Au Sénégal, l’économie sous tension face à la dette
9 avril 2026
Le Sénégal traverse une période économique critique. Le Premier ministre Ousmane Sonko a prévenu la population de difficultés à venir, dans un contexte marqué par une forte récession et un endettement public alarmant.
Selon les autorités, la dette du secteur public et parapublic atteignait 132 % du PIB à la fin de l'année 2024. Le gouvernement accuse l'ancien président Macky Sall d'avoir dissimulé la réalité des finances publiques, notamment le niveau réel de la dette et du déficit budgétaire.
Cette situation a conduit le Fonds monétaire international à suspendre un programme d'aide de 1,8 milliard de dollars, conclu en 2023. Le FMI attend des explications et des engagements clairs de la part des autorités, avant toute reprise de la coopération.
Pour l'économiste sénégalais Mor Gassama, le redressement de la dette est une question de choix.
"L'avantage majeur du redressement de la dette est que cela va permettre au gouvernement d'avoir plus de marge de manœuvre. La dette sera revue, restructurée, échelonnée, ce qui va soulager un peu les finances publiques.
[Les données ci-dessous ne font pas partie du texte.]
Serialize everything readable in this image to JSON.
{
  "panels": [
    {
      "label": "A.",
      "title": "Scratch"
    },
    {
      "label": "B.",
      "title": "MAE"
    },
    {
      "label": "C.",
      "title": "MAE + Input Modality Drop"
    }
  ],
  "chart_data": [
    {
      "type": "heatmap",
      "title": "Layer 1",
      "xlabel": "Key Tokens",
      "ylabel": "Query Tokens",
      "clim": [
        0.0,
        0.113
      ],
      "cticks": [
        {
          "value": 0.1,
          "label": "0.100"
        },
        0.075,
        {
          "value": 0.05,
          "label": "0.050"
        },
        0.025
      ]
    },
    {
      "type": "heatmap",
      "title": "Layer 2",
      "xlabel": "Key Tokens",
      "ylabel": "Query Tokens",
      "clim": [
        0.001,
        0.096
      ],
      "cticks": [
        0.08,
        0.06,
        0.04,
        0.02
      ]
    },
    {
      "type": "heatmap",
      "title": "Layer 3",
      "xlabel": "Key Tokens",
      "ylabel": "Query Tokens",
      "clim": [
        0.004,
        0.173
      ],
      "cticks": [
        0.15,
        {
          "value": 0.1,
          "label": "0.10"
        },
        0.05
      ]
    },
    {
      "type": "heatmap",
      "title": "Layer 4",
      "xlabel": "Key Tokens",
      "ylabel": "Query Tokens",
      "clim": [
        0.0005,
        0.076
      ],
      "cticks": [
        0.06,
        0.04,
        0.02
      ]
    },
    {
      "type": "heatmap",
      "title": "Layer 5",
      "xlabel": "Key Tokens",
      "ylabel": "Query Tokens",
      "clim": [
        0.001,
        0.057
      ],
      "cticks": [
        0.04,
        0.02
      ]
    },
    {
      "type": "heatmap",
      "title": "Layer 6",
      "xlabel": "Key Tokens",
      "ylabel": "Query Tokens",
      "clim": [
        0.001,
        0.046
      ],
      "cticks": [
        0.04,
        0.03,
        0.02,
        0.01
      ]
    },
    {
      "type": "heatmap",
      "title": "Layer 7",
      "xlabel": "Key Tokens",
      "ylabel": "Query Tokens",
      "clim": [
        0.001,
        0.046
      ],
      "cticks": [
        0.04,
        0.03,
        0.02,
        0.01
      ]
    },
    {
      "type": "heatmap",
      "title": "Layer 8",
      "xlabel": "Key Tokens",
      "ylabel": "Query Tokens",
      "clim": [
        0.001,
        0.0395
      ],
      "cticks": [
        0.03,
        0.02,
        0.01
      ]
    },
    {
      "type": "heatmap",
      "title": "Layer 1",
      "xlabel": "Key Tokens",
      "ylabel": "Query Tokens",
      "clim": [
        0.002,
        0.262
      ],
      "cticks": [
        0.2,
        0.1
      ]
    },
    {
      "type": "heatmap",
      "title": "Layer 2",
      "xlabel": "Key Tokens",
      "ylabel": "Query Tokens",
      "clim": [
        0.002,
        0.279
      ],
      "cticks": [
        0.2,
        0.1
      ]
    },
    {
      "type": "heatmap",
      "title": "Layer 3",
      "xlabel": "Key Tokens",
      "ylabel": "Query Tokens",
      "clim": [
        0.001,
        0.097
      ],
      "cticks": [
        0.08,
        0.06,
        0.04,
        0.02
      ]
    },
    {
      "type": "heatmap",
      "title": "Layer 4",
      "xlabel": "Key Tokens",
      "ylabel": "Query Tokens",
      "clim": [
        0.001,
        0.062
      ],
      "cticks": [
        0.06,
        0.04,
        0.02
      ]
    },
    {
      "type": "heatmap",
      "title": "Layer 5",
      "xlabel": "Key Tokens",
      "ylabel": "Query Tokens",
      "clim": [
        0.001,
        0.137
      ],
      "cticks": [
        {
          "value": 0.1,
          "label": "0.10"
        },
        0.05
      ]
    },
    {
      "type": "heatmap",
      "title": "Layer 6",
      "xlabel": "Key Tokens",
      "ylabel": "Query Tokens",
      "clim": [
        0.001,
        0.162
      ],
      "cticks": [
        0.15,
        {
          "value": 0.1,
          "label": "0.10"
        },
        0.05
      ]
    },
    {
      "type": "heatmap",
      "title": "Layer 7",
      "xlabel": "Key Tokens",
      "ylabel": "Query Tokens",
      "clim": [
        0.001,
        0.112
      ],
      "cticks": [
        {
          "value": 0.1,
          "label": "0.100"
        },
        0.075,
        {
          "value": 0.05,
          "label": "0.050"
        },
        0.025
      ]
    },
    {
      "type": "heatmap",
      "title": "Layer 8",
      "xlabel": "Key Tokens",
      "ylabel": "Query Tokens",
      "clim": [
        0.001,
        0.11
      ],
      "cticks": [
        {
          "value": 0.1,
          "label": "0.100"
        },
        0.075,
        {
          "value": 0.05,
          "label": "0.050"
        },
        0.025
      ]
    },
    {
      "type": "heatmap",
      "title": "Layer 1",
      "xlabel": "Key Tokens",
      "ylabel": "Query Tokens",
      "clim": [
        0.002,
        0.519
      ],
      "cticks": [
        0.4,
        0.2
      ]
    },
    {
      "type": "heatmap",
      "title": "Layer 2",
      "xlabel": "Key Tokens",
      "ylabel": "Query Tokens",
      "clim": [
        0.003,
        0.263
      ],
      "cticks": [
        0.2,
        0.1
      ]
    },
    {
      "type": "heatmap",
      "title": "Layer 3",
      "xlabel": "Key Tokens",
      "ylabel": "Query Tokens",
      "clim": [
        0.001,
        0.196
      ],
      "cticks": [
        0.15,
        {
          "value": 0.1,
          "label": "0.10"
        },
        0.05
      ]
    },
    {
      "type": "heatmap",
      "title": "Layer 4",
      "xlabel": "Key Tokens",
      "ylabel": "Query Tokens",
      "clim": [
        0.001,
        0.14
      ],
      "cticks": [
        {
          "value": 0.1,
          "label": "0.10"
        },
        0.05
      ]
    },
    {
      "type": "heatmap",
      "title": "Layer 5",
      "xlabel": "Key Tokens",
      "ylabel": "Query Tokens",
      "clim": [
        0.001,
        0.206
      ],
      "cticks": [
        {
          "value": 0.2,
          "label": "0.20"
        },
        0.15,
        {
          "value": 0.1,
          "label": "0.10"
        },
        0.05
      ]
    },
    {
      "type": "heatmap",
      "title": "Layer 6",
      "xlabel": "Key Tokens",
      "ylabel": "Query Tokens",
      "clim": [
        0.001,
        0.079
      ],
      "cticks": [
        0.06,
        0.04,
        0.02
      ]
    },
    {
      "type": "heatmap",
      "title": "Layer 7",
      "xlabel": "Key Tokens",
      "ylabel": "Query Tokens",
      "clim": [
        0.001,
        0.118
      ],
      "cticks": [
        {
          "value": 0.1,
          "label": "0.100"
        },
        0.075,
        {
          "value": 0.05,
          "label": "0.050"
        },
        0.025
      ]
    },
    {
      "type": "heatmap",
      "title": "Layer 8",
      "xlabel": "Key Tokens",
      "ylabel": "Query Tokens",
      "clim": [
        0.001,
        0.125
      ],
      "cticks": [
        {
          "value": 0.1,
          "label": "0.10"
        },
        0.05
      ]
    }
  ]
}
En revanche, c'est un mauvais signal aussi pour les marchés", explique Gassama.
Restructuration ou pas de la dette ?
Après plusieurs missions d'évaluation à Dakar, des négociations ont repris à la mi-octobre, en vue d'un nouveau programme. Mais les discussions restent tendues. Le gouvernement sénégalais, qui se réclame d'une ligne souverainiste, refuse une restructuration de la dette, pourtant recommandée par certains experts internationaux.
Pape Kabo, membre de la coalition "Diomaye président" et soutien du président sénégalais, explique pourquoi le gouvernement ne s'inscrit pas dans la logique d'une restructuration de la dette.
"Accepter la restructuration, c'est accepter aussi que le FMI vous dise que vous allez renoncer à tel type d'investissement, renoncer à tel autre type d'investissement, mais plutôt aller dans tel ou tel autre sens qui peut ne pas correspondre à ce que, pour nous, sont les véritables priorités", insiste Kabo.
En attendant, l'exécutif annonce des mesures d'austérité internes : réduction des coûts liés aux déplacements à l'étranger des membres du gouvernement, tandis que de prochaines décisions sont attendues dans le secteur stratégique de l'énergie.
Malgré le contexte difficile, l'économie sénégalaise reste résiliante, estime pour sa part Seydina Oumar Seye, économiste consultant.
"Le potentiel économique du pays est là, nous avons une économie résiliente au regard des indicateurs macroéconomiques coté exportations et autres… Maintenant il y a des défis à gérer c'est-à-dire la conformité budgétaire", prévient Seye.
Confronté à une grave crise financière, le Sénégal continue de défendre sa souveraineté, dans une partie décisive pour la stabilité de son économie.